Kudo Toshiyuki, Sutou Shizuyo
Laboratory of Functional Genomics, Department of Biological Pharmacy, School of Pharmacy, Shujitsu University, Okayama, Japan.
J Reprod Dev. 2005 Jun;51(3):411-7. doi: 10.1262/jrd.16094. Epub 2005 Apr 5.
Gene silencing with short interfering RNA (siRNA) expression vectors is a powerful method for the analysis of gene functions. For the expression of siRNA in mammalian cells, mammalian U6 small nuclear RNA (snRNA) promoters are widely used. However, the mammalian U6 promoter might not function well in other species. In this study, we cloned four putative chicken U6 promoters by PCR and analyzed their functions. First, we screened the chicken genomic database using the human U6 snRNA gene and identified four candidate sequences. The sequences contained some control elements in their promoter regions, but as we could not rule out that they were pseudogenes, we amplified these sequences and used them as promoters for short hairpin RNA (shRNA) expression. Using the firefly luciferase (Luc) gene as a target, transient expression assays were performed with chicken ovary-derived cells. All four putative chicken U6 promoters exhibited suppressive activity toward Luc, and so could act as a promoter for expression of the snRNA gene in the chicken genome. The promoter activity was not as strong as that of a commercially available siRNA expression vector. This probably reflects artificial sequences between the promoters and synthetic DNA encoding shRNA.
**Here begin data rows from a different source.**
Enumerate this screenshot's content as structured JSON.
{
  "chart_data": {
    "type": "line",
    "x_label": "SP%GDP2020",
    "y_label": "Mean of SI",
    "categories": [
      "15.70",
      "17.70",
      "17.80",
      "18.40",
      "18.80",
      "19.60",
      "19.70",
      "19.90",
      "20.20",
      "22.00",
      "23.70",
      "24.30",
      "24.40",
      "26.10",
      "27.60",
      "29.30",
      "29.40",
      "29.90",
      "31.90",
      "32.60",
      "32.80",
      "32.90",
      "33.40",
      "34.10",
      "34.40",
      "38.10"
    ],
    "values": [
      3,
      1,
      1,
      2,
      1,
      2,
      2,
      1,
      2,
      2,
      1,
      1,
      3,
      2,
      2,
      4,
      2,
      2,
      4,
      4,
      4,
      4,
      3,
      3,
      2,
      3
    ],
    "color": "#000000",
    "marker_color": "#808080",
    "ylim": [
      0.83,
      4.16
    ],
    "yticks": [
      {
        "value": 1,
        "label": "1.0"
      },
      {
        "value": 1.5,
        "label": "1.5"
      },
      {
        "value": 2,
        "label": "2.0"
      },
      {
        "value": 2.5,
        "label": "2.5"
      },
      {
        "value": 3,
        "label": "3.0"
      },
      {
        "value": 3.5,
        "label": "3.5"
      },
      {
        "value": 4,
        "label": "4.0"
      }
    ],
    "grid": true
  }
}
利用小干扰RNA(siRNA)表达载体进行基因沉默是分析基因功能的一种强大方法。为了在哺乳动物细胞中表达siRNA,哺乳动物U6小核RNA(snRNA)启动子被广泛使用。然而,哺乳动物U6启动子在其他物种中可能无法很好地发挥作用。在本研究中,我们通过聚合酶链反应(PCR)克隆了四个假定的鸡U6启动子并分析了它们的功能。首先,我们使用人类U6 snRNA基因筛选鸡基因组数据库,鉴定出四个候选序列。这些序列在其启动子区域包含一些调控元件,但由于我们不能排除它们是假基因的可能性,我们扩增了这些序列并将它们用作短发夹RNA(shRNA)表达的启动子。以萤火虫荧光素酶(Luc)基因为靶标,对鸡卵巢来源的细胞进行瞬时表达分析。所有四个假定的鸡U6启动子均对Luc表现出抑制活性,因此可以作为鸡基因组中snRNA基因表达的启动子。启动子活性不如市售siRNA表达载体的活性强。这可能反映了启动子与编码shRNA的合成DNA之间的人工序列。